= Kabta =

Kabta, inscribed ^{d}kab-ta, ^{d}ka-ab-ta, ^{d}TA-gu-nû, or later ^{d}TAxMI, was a rather obscure Mesopotamian deity who appears in texts and seals of the second and first millennium BC. He is frequently paired with Ninsianna, the “Red Lady of the Heavens” or Venus star, who immediately follows him on the Weidner god-list.

==Provenance==

He was first attested during the Ur III period, sometimes under the Sumerian name Maḫdianna, inscribed ^{d}maḫ-di-an-na, the “Lofty one of heaven.” This suggests an astral character and explains his pairing with “Ištar (of) the star” (Ninsi’anna). Unfortunately, due to a break in the god-list An = Anum, further elucidation is unavailable and even the god’s gender is uncertain. Lambert suggested that he was her spouse and seal impressions from Larsa during the Isin-Larsa period seem to confirm this.
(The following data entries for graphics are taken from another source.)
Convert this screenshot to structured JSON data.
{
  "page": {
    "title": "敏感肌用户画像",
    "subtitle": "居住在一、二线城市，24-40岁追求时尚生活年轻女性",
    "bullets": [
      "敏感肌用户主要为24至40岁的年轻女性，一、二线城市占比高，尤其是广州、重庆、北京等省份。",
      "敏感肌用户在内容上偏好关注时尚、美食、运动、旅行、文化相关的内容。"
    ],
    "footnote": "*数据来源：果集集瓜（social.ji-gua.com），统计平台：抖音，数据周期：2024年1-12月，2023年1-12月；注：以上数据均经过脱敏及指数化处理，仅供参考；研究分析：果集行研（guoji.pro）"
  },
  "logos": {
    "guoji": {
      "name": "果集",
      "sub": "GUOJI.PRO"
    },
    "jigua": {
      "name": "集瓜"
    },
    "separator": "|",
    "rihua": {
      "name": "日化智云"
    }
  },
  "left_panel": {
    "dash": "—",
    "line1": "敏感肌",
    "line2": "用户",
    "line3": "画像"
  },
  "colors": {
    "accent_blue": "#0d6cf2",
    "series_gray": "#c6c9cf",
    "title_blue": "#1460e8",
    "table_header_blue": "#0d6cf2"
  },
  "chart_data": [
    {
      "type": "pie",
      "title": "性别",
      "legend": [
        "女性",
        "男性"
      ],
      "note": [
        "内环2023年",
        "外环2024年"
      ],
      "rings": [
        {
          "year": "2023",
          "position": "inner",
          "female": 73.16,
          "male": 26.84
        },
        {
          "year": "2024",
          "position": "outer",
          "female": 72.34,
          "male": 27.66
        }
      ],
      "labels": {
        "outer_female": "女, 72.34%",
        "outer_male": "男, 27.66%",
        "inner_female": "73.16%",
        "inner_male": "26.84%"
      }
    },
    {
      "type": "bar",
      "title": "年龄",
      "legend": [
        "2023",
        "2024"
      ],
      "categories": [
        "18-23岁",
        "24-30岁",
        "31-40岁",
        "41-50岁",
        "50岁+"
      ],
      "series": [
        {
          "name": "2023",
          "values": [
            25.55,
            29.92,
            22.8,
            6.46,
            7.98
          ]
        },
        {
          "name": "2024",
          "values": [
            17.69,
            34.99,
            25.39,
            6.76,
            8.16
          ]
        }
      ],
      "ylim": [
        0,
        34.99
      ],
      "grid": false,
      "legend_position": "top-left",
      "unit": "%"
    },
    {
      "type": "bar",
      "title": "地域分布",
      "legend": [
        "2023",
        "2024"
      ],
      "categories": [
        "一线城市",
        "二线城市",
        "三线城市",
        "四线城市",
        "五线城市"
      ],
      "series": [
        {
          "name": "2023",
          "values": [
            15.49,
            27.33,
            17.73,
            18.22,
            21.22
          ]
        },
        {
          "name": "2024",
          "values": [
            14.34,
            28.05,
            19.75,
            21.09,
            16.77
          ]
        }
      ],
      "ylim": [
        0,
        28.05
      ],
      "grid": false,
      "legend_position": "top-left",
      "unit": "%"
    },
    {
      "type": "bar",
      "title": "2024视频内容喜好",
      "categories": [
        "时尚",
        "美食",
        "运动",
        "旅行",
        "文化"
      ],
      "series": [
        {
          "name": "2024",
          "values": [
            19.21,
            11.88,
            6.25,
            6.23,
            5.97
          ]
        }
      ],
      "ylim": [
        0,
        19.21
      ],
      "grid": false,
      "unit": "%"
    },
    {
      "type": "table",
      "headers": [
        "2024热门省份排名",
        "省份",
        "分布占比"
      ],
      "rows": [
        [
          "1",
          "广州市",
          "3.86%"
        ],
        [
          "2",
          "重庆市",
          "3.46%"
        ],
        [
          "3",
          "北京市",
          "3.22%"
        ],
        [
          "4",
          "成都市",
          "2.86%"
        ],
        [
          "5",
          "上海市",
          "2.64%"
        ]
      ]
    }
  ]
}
Kabta appears as the theophoric element in several names of the Old Babylonian and Kassite period, such as Nūr-Kabta, Amat-Kabta, Kabta-naṣir and Šu-Kabta.

Kabta is often confused with Kulla, the brick-god, in literature, probably due to a misreading of line 337 from 'Enki and the World Order' by Samuel Noah Kramer, published in his work “Sumerian Mythology”, although Lambert blamed Dietz Otto Edzard for this error.